Я помню, как говорила друзьям с Москве: «Боже, Россия совсем другая, это не та Россия, которая у нас в сознании, в наших тусовках». А мне говорили: «Светлана, это там ваш — колхозник, а у нас это уже не обратимо». Оказалось, что все обратимо.

Вот эта активная часть общества, которая подхватила власть, которая валялась и с которой никто не знал, что делать. Наверняка, они тоже были романтиками и думали, если деньги с кармана сыпятся, то большой мир их примет. Ничего подобного. Мир их принял. И что произошло? Они вернулись к тому, что умеет делать человек, вышедший из лагеря.

Они вернулись к захватническим войнам, к этой идеологии, стукачеству, заработала сталинская машина. Боже мой! И за всем этим, конечно, громадная обида.

Достаточно послушать, как говорил Путин на Валдае: и его почти детское обиженное лицо, что вот, мол, не приняли. А вроде те же костюмы и те же деньги (и даже больше) — все вроде бы то же самое, а все равно чужие. Мир сказал, что нет, вы еще не наши, еще долго вам идти. И это очень обозлило, я так думаю.

Писательница также вспомнила события 2020 года в Беларуси.

— Сейчас Координационный совет, как будто руководящий тогда орган, упрекают, что мы не жгли шины, не стреляли, не бросали коктейли Молотова. Я думаю, что мы шли в хвосте событий.

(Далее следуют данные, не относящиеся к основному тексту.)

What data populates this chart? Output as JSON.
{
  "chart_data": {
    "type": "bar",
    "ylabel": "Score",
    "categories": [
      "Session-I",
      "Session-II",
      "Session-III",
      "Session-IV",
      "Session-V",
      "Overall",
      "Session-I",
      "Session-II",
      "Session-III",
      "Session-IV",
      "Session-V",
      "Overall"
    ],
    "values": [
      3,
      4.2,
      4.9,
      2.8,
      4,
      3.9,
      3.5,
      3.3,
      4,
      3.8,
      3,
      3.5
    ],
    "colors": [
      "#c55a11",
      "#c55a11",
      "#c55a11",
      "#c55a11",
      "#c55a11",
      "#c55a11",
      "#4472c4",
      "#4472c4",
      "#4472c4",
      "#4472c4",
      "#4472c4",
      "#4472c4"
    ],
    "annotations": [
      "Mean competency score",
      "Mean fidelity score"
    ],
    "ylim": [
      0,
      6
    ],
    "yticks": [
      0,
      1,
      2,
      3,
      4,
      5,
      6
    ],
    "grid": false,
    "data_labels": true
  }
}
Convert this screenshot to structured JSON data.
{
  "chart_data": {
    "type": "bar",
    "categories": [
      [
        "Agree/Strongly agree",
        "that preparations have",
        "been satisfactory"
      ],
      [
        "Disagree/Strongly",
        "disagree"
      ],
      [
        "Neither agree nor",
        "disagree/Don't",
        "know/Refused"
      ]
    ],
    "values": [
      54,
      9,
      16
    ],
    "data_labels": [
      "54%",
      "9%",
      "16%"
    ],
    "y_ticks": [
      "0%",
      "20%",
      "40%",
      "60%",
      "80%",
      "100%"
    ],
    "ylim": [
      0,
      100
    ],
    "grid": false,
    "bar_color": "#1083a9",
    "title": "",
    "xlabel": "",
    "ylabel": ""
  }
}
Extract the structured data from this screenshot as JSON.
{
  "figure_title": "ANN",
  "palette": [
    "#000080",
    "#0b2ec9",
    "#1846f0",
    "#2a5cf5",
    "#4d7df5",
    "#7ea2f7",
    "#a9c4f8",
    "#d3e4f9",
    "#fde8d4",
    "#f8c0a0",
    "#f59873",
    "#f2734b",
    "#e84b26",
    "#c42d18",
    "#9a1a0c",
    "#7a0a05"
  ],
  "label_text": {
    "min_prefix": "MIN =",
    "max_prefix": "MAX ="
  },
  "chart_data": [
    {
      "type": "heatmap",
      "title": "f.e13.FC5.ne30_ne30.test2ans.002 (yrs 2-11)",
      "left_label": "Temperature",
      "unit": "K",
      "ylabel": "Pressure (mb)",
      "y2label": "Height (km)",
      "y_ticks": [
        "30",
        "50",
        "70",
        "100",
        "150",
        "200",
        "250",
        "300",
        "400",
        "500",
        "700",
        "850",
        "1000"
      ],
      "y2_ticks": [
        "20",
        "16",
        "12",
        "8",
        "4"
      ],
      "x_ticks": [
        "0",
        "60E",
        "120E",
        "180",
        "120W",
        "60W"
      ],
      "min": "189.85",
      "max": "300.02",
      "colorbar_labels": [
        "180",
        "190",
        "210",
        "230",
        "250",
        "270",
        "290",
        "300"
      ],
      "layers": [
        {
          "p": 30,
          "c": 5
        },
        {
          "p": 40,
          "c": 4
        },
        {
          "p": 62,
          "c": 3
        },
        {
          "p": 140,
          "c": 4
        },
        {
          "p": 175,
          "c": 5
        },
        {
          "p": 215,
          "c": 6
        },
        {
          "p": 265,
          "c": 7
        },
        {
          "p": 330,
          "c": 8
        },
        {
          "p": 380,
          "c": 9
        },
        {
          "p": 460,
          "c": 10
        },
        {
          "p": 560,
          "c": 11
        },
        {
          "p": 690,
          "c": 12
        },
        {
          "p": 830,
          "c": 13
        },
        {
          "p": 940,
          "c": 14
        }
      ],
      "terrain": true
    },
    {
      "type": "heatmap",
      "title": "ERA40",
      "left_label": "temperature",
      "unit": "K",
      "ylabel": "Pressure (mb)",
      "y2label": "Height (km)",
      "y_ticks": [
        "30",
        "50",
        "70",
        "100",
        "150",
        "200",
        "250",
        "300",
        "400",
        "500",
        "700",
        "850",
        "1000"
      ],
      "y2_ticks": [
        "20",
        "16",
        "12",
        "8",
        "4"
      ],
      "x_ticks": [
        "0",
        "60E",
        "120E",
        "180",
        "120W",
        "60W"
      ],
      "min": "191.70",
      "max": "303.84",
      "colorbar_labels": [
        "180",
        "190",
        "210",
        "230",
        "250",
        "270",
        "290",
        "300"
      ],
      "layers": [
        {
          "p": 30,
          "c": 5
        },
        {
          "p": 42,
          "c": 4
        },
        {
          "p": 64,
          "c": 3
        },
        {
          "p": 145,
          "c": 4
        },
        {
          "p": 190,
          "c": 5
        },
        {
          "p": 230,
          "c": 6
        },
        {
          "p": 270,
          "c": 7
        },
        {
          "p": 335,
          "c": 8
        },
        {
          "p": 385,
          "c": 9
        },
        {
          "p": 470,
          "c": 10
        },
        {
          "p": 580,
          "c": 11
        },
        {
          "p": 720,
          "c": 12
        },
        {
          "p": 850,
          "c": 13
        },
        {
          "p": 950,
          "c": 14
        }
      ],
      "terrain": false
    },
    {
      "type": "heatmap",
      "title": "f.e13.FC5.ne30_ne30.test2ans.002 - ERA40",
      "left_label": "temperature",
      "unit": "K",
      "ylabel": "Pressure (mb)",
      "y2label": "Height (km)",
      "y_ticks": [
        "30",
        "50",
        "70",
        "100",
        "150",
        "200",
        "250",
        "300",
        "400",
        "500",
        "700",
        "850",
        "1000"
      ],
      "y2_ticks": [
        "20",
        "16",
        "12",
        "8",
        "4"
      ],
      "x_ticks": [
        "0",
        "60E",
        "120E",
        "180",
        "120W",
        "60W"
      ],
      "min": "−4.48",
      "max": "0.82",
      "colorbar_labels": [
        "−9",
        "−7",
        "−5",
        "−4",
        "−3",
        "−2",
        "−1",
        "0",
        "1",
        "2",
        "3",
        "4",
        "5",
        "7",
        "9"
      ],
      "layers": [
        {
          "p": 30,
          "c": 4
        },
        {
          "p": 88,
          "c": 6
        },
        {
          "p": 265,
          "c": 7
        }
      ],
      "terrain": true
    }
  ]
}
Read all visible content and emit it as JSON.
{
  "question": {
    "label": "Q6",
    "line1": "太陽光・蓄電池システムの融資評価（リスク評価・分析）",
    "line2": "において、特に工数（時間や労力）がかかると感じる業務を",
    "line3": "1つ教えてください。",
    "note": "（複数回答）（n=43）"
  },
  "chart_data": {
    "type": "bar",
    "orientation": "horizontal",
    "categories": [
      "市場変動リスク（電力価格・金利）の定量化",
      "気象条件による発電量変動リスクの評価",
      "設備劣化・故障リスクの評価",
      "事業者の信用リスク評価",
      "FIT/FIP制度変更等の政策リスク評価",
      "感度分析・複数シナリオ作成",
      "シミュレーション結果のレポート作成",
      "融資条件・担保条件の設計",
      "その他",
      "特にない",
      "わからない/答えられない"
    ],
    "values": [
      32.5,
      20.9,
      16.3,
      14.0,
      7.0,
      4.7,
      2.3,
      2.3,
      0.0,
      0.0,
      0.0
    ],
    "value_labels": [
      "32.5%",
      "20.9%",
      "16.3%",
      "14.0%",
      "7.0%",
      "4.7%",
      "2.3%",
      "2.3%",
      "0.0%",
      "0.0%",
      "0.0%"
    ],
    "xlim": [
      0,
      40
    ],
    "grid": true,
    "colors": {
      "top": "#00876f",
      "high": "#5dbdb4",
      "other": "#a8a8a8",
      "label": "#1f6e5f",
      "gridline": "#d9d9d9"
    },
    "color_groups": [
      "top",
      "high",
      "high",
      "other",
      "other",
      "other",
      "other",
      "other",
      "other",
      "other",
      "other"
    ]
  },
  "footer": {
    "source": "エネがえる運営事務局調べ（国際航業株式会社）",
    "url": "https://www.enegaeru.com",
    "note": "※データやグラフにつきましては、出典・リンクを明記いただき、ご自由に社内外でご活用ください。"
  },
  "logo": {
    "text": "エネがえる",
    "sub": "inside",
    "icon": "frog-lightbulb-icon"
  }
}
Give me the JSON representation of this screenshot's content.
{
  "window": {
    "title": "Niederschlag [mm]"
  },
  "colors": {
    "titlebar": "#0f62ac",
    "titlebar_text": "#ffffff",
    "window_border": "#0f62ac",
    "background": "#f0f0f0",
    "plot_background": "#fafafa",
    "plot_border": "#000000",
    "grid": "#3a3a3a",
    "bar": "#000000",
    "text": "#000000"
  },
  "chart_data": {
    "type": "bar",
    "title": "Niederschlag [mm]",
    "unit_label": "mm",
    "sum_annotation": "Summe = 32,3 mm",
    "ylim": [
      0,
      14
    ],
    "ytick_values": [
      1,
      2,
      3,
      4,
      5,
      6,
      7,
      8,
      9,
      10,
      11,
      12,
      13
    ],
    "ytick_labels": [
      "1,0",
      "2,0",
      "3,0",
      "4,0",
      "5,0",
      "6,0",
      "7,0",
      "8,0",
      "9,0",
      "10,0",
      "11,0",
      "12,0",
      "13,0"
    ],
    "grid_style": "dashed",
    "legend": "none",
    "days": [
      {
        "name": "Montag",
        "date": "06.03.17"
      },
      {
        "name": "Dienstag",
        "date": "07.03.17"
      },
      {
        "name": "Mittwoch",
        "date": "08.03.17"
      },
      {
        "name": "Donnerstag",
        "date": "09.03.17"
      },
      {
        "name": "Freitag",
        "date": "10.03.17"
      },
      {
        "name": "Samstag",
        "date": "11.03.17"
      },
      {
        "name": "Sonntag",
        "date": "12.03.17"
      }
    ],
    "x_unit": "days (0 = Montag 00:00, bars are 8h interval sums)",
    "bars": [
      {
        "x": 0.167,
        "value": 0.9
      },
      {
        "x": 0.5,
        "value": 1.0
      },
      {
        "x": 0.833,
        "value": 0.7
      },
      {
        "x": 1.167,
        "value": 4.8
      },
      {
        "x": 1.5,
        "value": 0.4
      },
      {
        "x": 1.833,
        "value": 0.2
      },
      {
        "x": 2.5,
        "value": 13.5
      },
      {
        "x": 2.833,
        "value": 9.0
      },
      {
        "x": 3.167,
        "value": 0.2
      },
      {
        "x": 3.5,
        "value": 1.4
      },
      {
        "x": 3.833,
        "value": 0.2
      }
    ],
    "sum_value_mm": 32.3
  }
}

Это не мы вывели 300-400 тысяч человек на улицу. Народ вышел сам. Что-то в нем накопилось, и его самого выбросило на улицы. Мы не вели народ, мы шли за ним: мы учились у него, влюблялись в него заново, потому что еще совсем недавно не верили в него.

Женщины в белых платьях, цветы — это все было так красиво. И это была сама стихия. Весь народ напрягся, чтобы стать нацией, почувствовать себя народом. И это он сделал.

И я думаю, что люди не были готовы стрелять или бросать коктейли Молотова. Они представляли свободу как праздник — повторились те же 1990-е годы. Я думаю, что люди не думали, что свобода — это что-то другое. Кажется, мы только сейчас поняли, что свобода — это долгий путь.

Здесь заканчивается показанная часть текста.